Начальник штаба доложил общую обстановку. Из его доклада можно было заключить, что усиленного передвижения транспортных судов не наблюдается. В черте города – напротив Успенской церкви – идет погрузка раненых.
По существу, ничего нового не было сказано, и ни слова о моральном состоянии войск противника. Сейчас противник был уже далеко не тот, который начинал вторжение. Настал момент, когда Красная армия должна усилить натиск. И командующий дополнил доклад новыми фактами – материалом для агитаторов.
– В английской печати, – сказал он, приподняв газету, – сообщается, что растет число больных с воспалением легких. Сами журналисты бьют тревогу, спрашивают, стоит ли посылать войска, если солдаты и офицеры Экспедиционного корпуса уже в пути выходят из строя?

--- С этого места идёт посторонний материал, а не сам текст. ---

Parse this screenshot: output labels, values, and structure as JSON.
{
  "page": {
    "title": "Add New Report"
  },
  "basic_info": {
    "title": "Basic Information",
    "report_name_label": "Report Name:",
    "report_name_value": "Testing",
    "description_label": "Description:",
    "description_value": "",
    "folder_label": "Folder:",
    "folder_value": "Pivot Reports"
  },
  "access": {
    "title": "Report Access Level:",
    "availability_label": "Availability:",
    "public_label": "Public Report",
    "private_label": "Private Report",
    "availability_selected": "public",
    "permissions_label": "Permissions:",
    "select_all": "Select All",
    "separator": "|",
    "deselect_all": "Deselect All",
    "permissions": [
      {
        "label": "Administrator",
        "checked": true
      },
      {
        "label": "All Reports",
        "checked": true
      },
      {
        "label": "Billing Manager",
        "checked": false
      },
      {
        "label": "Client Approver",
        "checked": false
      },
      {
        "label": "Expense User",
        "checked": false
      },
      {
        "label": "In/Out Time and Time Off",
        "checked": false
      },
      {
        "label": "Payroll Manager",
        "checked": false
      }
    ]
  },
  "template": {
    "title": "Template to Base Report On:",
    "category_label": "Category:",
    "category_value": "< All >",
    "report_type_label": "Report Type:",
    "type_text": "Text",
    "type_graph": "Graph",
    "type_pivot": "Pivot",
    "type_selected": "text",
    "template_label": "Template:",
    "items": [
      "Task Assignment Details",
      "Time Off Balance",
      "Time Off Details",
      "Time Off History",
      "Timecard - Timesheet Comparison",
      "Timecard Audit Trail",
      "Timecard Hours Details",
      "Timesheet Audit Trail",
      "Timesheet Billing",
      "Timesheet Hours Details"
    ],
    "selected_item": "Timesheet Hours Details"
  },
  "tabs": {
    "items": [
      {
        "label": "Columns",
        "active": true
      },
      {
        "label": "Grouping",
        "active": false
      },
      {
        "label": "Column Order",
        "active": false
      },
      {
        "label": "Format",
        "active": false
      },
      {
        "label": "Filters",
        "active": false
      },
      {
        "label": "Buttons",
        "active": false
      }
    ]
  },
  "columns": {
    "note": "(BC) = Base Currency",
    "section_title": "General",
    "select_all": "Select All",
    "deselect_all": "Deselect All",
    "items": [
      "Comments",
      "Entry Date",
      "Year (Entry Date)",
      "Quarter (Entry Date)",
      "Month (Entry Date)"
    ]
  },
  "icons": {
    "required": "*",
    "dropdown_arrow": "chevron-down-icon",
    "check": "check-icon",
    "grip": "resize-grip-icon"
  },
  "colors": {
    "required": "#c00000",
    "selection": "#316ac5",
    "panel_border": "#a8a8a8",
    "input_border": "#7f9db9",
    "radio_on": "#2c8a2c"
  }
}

Командующий зачитал заметку, которую «Таймс» поместила на первой странице. Заметка была набрана крупными буквами, обычно такие сообщения набираются петитом, а тут – шрифт бросается в глаза: читатель, бей тревогу!
В заметке сообщалось: «Первые заболевшие и умершие появились еще во время перевозки солдат морем из Англии в Архангельск. Транспорты вышли в море 25 августа, а в Арктике уже начинаются метели. Перед отплытием командование не учло этого обстоятельства, и шинели были убраны в каптерку. Поэтому многие солдаты не избежали простуды».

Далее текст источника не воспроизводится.